Ceci ne résoudrait pas totalement la question. Il est en effet difficile d’imaginer que, diplomatie traditionnelle oblige, un tel accord « honteux » puisse être formalisé officiellement et pérennisé. Par ailleurs, Kim doit toujours gérer, sinon de vraies oppositions, du moins des différences de points de vue entre ses proches. Le chantage au nucléaire, tel qu’il a été pratiqué par Pyongyang depuis 1993, a permis quelques avancées, mais a aussi couté cher à une population exclue du développement mondial. Il a surtout permis à la famille Kim de se maintenir au pouvoir en isolant la quasi-totalité de son peuple du reste du monde.

La position du Président Sud-Coréen est sans doute beaucoup moins éloignée de celle des Etats-Unis que l’on a parfois voulu le dire. Séoul est cependant de nouveau sorti du strict alignement avec Washington qui avait marqué les relations bilatérales pendant les Années précédentes.

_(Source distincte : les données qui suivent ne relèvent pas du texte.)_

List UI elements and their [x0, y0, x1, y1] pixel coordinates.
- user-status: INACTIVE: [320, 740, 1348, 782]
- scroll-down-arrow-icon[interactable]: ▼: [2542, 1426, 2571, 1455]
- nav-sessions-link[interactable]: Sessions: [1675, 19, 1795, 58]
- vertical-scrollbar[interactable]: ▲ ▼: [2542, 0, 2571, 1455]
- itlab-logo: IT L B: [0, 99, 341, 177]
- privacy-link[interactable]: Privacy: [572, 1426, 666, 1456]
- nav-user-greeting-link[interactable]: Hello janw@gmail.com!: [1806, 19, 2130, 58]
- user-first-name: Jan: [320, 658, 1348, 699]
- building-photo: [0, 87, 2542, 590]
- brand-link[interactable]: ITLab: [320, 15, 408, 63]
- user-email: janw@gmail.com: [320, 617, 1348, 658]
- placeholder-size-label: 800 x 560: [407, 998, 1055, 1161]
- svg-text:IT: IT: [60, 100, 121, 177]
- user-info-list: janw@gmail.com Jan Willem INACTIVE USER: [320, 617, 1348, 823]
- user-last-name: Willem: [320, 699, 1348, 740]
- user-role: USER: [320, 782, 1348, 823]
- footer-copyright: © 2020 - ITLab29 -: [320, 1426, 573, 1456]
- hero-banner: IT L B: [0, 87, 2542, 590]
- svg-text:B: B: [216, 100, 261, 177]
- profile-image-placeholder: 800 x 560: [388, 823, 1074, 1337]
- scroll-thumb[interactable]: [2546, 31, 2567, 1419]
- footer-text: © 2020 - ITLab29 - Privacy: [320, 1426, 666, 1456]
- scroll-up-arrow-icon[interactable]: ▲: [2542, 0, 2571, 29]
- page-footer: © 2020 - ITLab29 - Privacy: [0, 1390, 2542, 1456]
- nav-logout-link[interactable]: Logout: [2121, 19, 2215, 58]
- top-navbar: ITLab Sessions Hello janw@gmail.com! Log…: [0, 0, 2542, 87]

On n’est toutefois pas revenu à la Sunshine Policy qui avait marqué les mandats de Kim Dae-jung (198-2003) et de son successeur Roh Moo-hyun (2003-2008). C’est ainsi qu’à l’occasion des JO, des hauts responsables du Nord seront présents, et en particulier Kim Yo Jong, sœur de Kim Jong Un. Elle avait été placée sur les listes noires des Etats Unis quelques jours avant la fin de la présidence Obama. Le Président Moon a aussi demandé et obtenu le report des exercices militaires bilatéraux annuels qui devaient se tenir pendant les JO. Ces petits gestes permettent sans doute d’éviter les dérapages et ouvrent des canaux de dialogue, mais ils ne remettent pas en cause l’essentiel du lien avec Washington.